I'm trying to use forward_features to get instance keys for cloudml, but I always get errors that I'm not sure how to fix. The preprocessing section that uses tf.Transform is a modification of https://github.com/GoogleCloudPlatform/cloudml-samples/tree/master/reddit_tft where the instance key is a string and everything else is a bunch of floats.
def gzip_reader_fn():
return tf.TFRecordReader(options=tf.python_io.TFRecordOptions(
compression_type=tf.python_io.TFRecordCompressionType.GZIP))
def get_transformed_reader_input_fn(transformed_metadata,
transformed_data_paths,
batch_size,
mode):
"""Wrap the get input features function to provide the runtime arguments."""
return input_fn_maker.build_training_input_fn(
metadata=transformed_metadata,
file_pattern=(
transformed_data_paths[0] if len(transformed_data_paths) == 1
else transformed_data_paths),
training_batch_size=batch_size,
label_keys=[],
#feature_keys=FEATURE_COLUMNS,
#key_feature_name='example_id',
reader=gzip_reader_fn,
reader_num_threads=4,
queue_capacity=batch_size * 2,
randomize_input=(mode != tf.contrib.learn.ModeKeys.EVAL),
num_epochs=(1 if mode == tf.contrib.learn.ModeKeys.EVAL else None))

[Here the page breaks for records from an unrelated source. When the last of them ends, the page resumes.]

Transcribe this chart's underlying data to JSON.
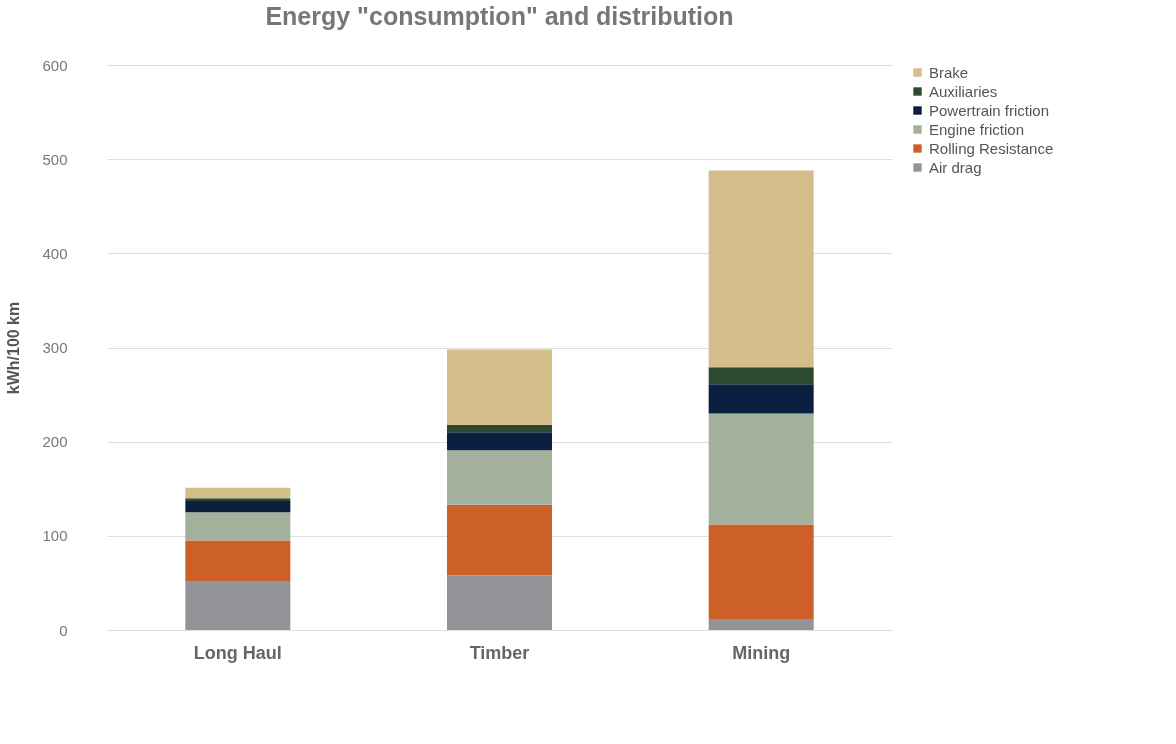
{
  "chart_data": {
    "type": "bar",
    "title": "Energy \"consumption\" and distribution",
    "ylabel": "kWh/100 km",
    "categories": [
      "Long Haul",
      "Timber",
      "Mining"
    ],
    "stacked": true,
    "series": [
      {
        "name": "Air drag",
        "color": "#939497",
        "values": [
          52,
          58,
          11
        ]
      },
      {
        "name": "Rolling Resistance",
        "color": "#cc6028",
        "values": [
          43,
          75,
          101
        ]
      },
      {
        "name": "Engine friction",
        "color": "#a2b09c",
        "values": [
          30,
          58,
          118
        ]
      },
      {
        "name": "Powertrain friction",
        "color": "#0b1f40",
        "values": [
          12,
          19,
          31
        ]
      },
      {
        "name": "Auxiliaries",
        "color": "#2d4a30",
        "values": [
          3,
          8,
          18
        ]
      },
      {
        "name": "Brake",
        "color": "#d3bd8a",
        "values": [
          11,
          80,
          209
        ]
      }
    ],
    "ylim": [
      0,
      600
    ],
    "yticks": [
      0,
      100,
      200,
      300,
      400,
      500,
      600
    ],
    "grid": "y",
    "legend": "right"
  }
}
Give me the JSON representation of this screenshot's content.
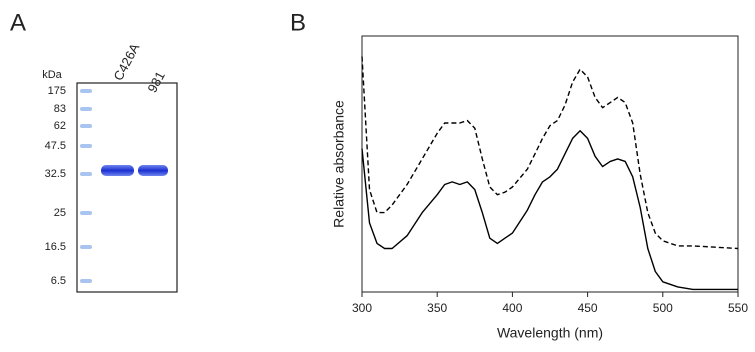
{
  "panel_a": {
    "label": "A",
    "unit": "kDa",
    "markers": [
      "175",
      "83",
      "62",
      "47.5",
      "32.5",
      "25",
      "16.5",
      "6.5"
    ],
    "lanes": [
      "C426A",
      "981"
    ]
  },
  "panel_b_label": "B",
  "chart_data": {
    "type": "line",
    "xlabel": "Wavelength (nm)",
    "ylabel": "Relative absorbance",
    "x": [
      300,
      305,
      310,
      315,
      320,
      330,
      340,
      350,
      355,
      360,
      365,
      370,
      375,
      380,
      385,
      390,
      395,
      400,
      410,
      415,
      420,
      425,
      430,
      435,
      440,
      445,
      450,
      455,
      460,
      465,
      470,
      475,
      480,
      485,
      490,
      495,
      500,
      510,
      520,
      550
    ],
    "series": [
      {
        "color": "#000000",
        "dash": "dashed",
        "values": [
          0.92,
          0.4,
          0.31,
          0.31,
          0.34,
          0.42,
          0.52,
          0.62,
          0.66,
          0.66,
          0.66,
          0.67,
          0.64,
          0.52,
          0.41,
          0.38,
          0.39,
          0.41,
          0.48,
          0.54,
          0.6,
          0.65,
          0.67,
          0.73,
          0.82,
          0.87,
          0.84,
          0.76,
          0.72,
          0.74,
          0.76,
          0.74,
          0.66,
          0.46,
          0.31,
          0.23,
          0.2,
          0.18,
          0.18,
          0.17
        ]
      },
      {
        "color": "#000000",
        "dash": "solid",
        "values": [
          0.56,
          0.27,
          0.19,
          0.17,
          0.17,
          0.22,
          0.31,
          0.38,
          0.42,
          0.43,
          0.42,
          0.43,
          0.4,
          0.31,
          0.21,
          0.19,
          0.21,
          0.23,
          0.32,
          0.38,
          0.43,
          0.45,
          0.48,
          0.54,
          0.6,
          0.63,
          0.6,
          0.53,
          0.49,
          0.51,
          0.52,
          0.51,
          0.45,
          0.33,
          0.17,
          0.08,
          0.04,
          0.02,
          0.01,
          0.01
        ]
      }
    ],
    "xlim": [
      300,
      550
    ],
    "xticks": [
      300,
      350,
      400,
      450,
      500,
      550
    ],
    "ylim": [
      0,
      1
    ]
  }
}
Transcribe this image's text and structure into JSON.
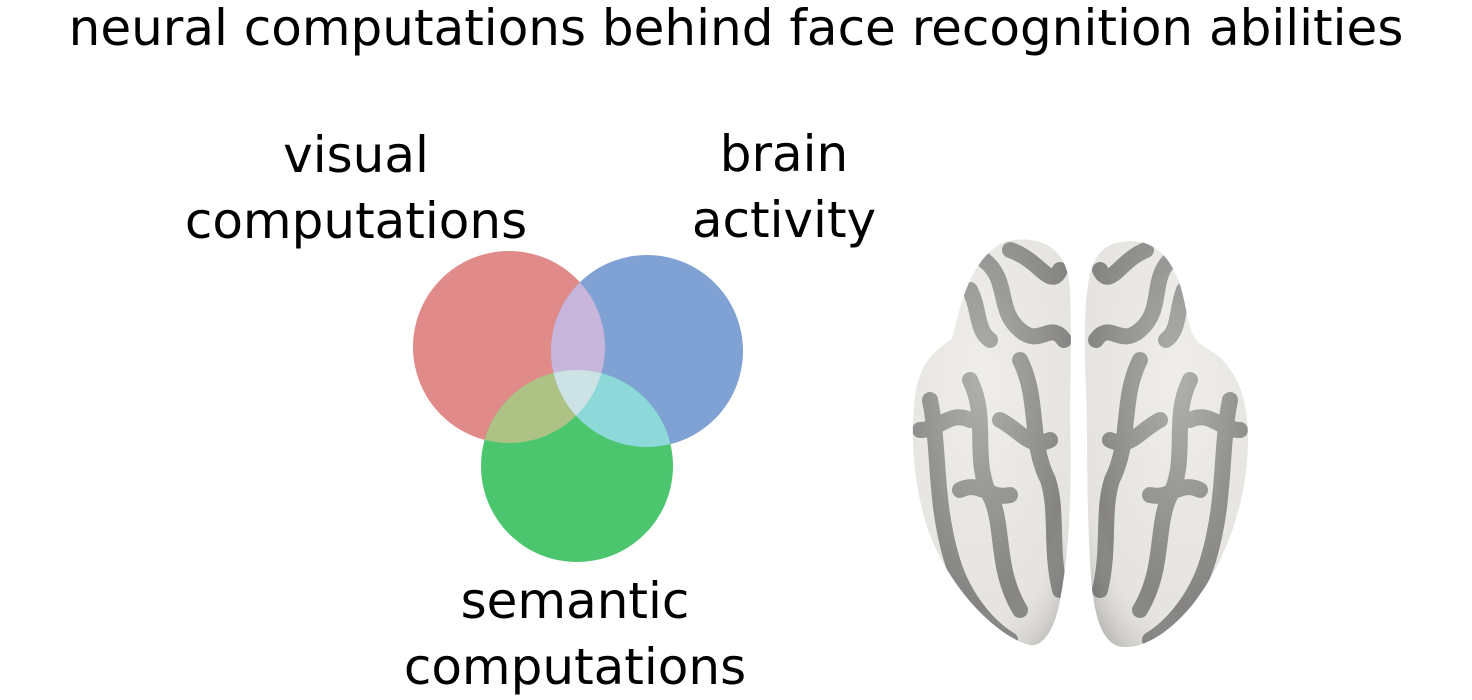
{
  "title": "neural computations behind face recognition abilities",
  "venn": {
    "sets": [
      {
        "id": "visual",
        "label_lines": [
          "visual",
          "computations"
        ],
        "color": "#e08a89"
      },
      {
        "id": "brain",
        "label_lines": [
          "brain",
          "activity"
        ],
        "color": "#7fa1d3"
      },
      {
        "id": "semantic",
        "label_lines": [
          "semantic",
          "computations"
        ],
        "color": "#4bc66f"
      }
    ],
    "overlap_colors": {
      "visual_brain": "#c8b5dc",
      "visual_semantic": "#afc285",
      "brain_semantic": "#8dd8d8",
      "all": "#cde2e4"
    }
  },
  "brain_image": {
    "icon": "inflated-cortical-surface-ventral-view",
    "colors": {
      "gyri": "#e6e4e0",
      "sulci": "#858482"
    }
  }
}
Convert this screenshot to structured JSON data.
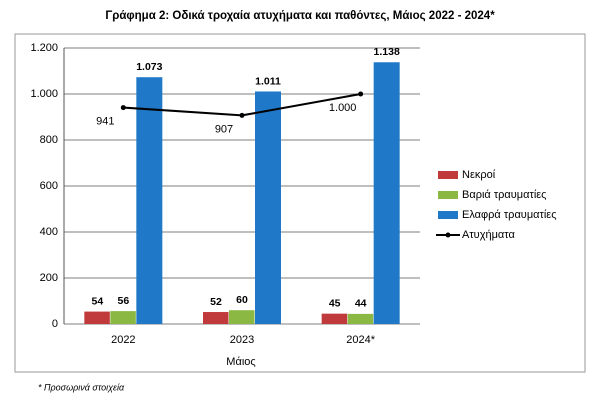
{
  "chart_data": {
    "type": "bar",
    "title": "Γράφημα 2: Οδικά τροχαία ατυχήματα και παθόντες, Μάιος 2022 - 2024*",
    "x_label": "Μάιος",
    "footnote": "* Προσωρινά στοιχεία",
    "categories": [
      "2022",
      "2023",
      "2024*"
    ],
    "series": [
      {
        "name": "Νεκροί",
        "color": "#c0393b",
        "values": [
          54,
          52,
          45
        ]
      },
      {
        "name": "Βαριά τραυματίες",
        "color": "#8ab843",
        "values": [
          56,
          60,
          44
        ]
      },
      {
        "name": "Ελαφρά τραυματίες",
        "color": "#1f78c8",
        "values": [
          1073,
          1011,
          1138
        ],
        "value_labels": [
          "1.073",
          "1.011",
          "1.138"
        ]
      },
      {
        "name": "Ατυχήματα",
        "color": "#000000",
        "type": "line",
        "values": [
          941,
          907,
          1000
        ],
        "value_labels": [
          "941",
          "907",
          "1.000"
        ]
      }
    ],
    "ylim": [
      0,
      1200
    ],
    "yticks": [
      0,
      200,
      400,
      600,
      800,
      {
        "value": 1000,
        "label": "1.000"
      },
      {
        "value": 1200,
        "label": "1.200"
      }
    ],
    "grid": true,
    "legend": "right"
  }
}
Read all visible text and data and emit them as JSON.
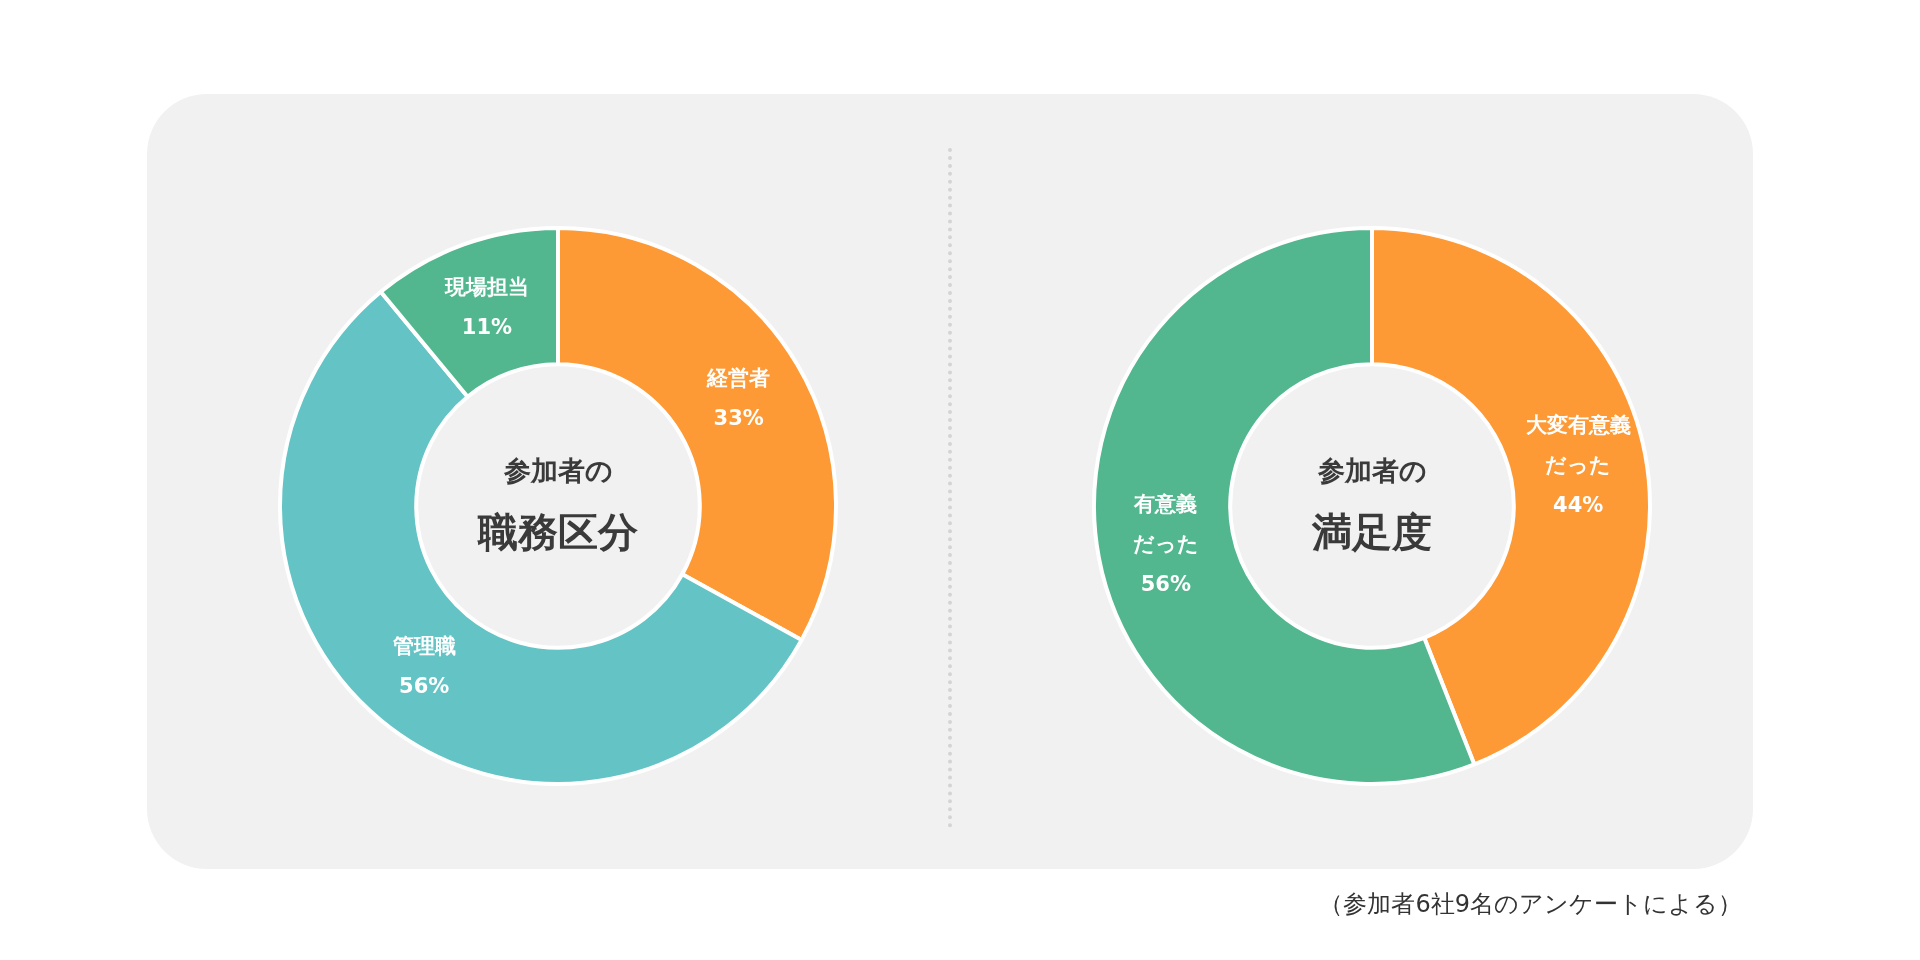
{
  "chart_data": [
    {
      "type": "donut",
      "subtitle": "参加者の",
      "title": "職務区分",
      "categories": [
        "経営者",
        "管理職",
        "現場担当"
      ],
      "values": [
        33,
        56,
        11
      ],
      "value_labels": [
        "33%",
        "56%",
        "11%"
      ],
      "colors": [
        "#fd9a35",
        "#64c3c4",
        "#52b78f"
      ],
      "data_labels": true,
      "legend": false
    },
    {
      "type": "donut",
      "subtitle": "参加者の",
      "title": "満足度",
      "categories": [
        "大変有意義だった",
        "有意義だった"
      ],
      "values": [
        44,
        56
      ],
      "value_labels": [
        "44%",
        "56%"
      ],
      "colors": [
        "#fd9a35",
        "#52b78f"
      ],
      "data_labels": true,
      "legend": false,
      "annotations": [
        "（参加者6社9名のアンケートによる）"
      ]
    }
  ]
}
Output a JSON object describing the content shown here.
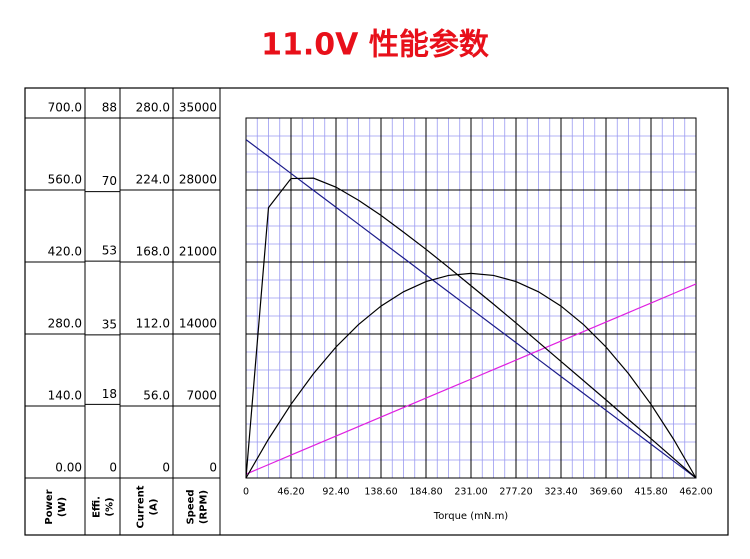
{
  "title": "11.0V 性能参数",
  "chart_data": {
    "type": "line",
    "x_label": "Torque (mN.m)",
    "x": [
      0,
      23.1,
      46.2,
      69.3,
      92.4,
      115.5,
      138.6,
      161.7,
      184.8,
      207.9,
      231,
      254.1,
      277.2,
      300.3,
      323.4,
      346.5,
      369.6,
      392.7,
      415.8,
      438.9,
      462
    ],
    "xlim": [
      0,
      462
    ],
    "xticks": [
      0,
      {
        "value": 46.2,
        "label": "46.20"
      },
      {
        "value": 92.4,
        "label": "92.40"
      },
      {
        "value": 138.6,
        "label": "138.60"
      },
      {
        "value": 184.8,
        "label": "184.80"
      },
      {
        "value": 231,
        "label": "231.00"
      },
      {
        "value": 277.2,
        "label": "277.20"
      },
      {
        "value": 323.4,
        "label": "323.40"
      },
      {
        "value": 369.6,
        "label": "369.60"
      },
      {
        "value": 415.8,
        "label": "415.80"
      },
      {
        "value": 462,
        "label": "462.00"
      }
    ],
    "grid": true,
    "y_axes": [
      {
        "label": "Power",
        "unit": "(W)",
        "lim": [
          0,
          700
        ],
        "ticks": [
          {
            "value": 0,
            "label": "0.00"
          },
          {
            "value": 140,
            "label": "140.0"
          },
          {
            "value": 280,
            "label": "280.0"
          },
          {
            "value": 420,
            "label": "420.0"
          },
          {
            "value": 560,
            "label": "560.0"
          },
          {
            "value": 700,
            "label": "700.0"
          }
        ]
      },
      {
        "label": "Effi.",
        "unit": "(%)",
        "lim": [
          0,
          88
        ],
        "ticks": [
          0,
          18,
          35,
          53,
          70,
          88
        ]
      },
      {
        "label": "Current",
        "unit": "(A)",
        "lim": [
          0,
          280
        ],
        "ticks": [
          0,
          {
            "value": 56,
            "label": "56.0"
          },
          {
            "value": 112,
            "label": "112.0"
          },
          {
            "value": 168,
            "label": "168.0"
          },
          {
            "value": 224,
            "label": "224.0"
          },
          {
            "value": 280,
            "label": "280.0"
          }
        ]
      },
      {
        "label": "Speed",
        "unit": "(RPM)",
        "lim": [
          0,
          35000
        ],
        "ticks": [
          0,
          7000,
          14000,
          21000,
          28000,
          35000
        ]
      }
    ],
    "series": [
      {
        "axis": 3,
        "color": "#1c1c8a",
        "values": [
          32900,
          31255,
          29610,
          27965,
          26320,
          24675,
          23030,
          21385,
          19740,
          18095,
          16450,
          14805,
          13160,
          11515,
          9870,
          8225,
          6580,
          4935,
          3290,
          1645,
          0
        ]
      },
      {
        "axis": 2,
        "color": "#e020e0",
        "values": [
          3,
          10.4,
          17.8,
          25.2,
          32.6,
          40.0,
          47.4,
          54.8,
          62.2,
          69.6,
          76.9,
          84.3,
          91.7,
          99.1,
          106.5,
          113.9,
          121.3,
          128.7,
          136.1,
          143.5,
          150.9
        ]
      },
      {
        "axis": 0,
        "color": "#000000",
        "values": [
          0,
          75.6,
          143.3,
          202.9,
          254.7,
          298.4,
          334.3,
          362.1,
          382.0,
          393.9,
          397.9,
          393.9,
          382.0,
          362.1,
          334.3,
          298.4,
          254.7,
          202.9,
          143.3,
          75.6,
          0
        ]
      },
      {
        "axis": 1,
        "color": "#000000",
        "values": [
          0,
          66.1,
          73.2,
          73.3,
          71.1,
          67.9,
          64.2,
          60.1,
          55.9,
          51.5,
          47.0,
          42.5,
          37.9,
          33.2,
          28.5,
          23.8,
          19.1,
          14.3,
          9.6,
          4.8,
          0
        ]
      }
    ]
  }
}
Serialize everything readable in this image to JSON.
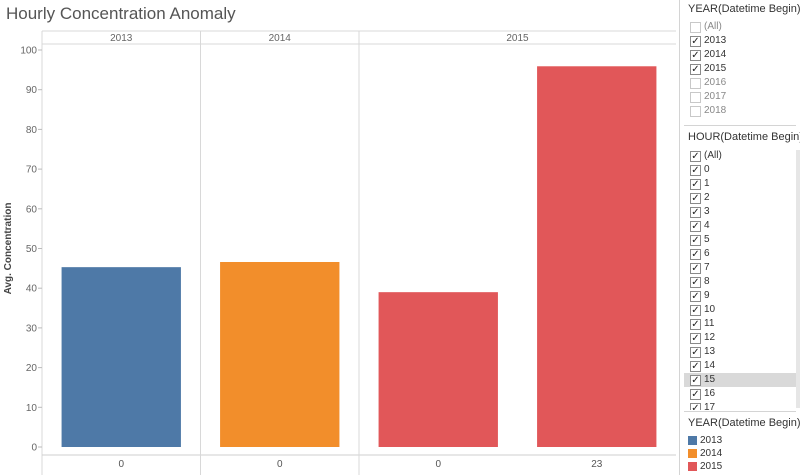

estimator = KMeansClustering(num_clusters=8,
initial_clusters=KMeansClustering.KMEANS_PLUS_PLUS_INIT,
kmeans_plus_plus_num_retries=32,
relative_tolerance=0.0001)
estimator = tf.contrib.estimator.forward_features(
estimator,
'example_id')
train_input_fn = get_transformed_reader_input_fn(
transformed_metadata, args.train_data_paths, args.batch_size,
tf.contrib.learn.ModeKeys.TRAIN)
estimator.train(input_fn=train_input_fn)
If I were to pass in the keys column along side the training features, then I get the error Tensors in list passed to 'values' of 'ConcatV2' Op have types [float32, float32, string, float32, float32, float32, float32, float32, float32, f
loat32, float32, float32, float32, float32, float32, float32, float32, float32, float32, float32, float32, float32, float32, float32] that don't all match.
However, if I were to not pass in the instance keys during training, then I get the value error saying that the key doesn't exist in the features. Also, if I were to change the key column name in the forward_features section from 'example_id' to some random name that isn't a column, then I still get the former error instead of the latter. Can anyone help me make sense of this?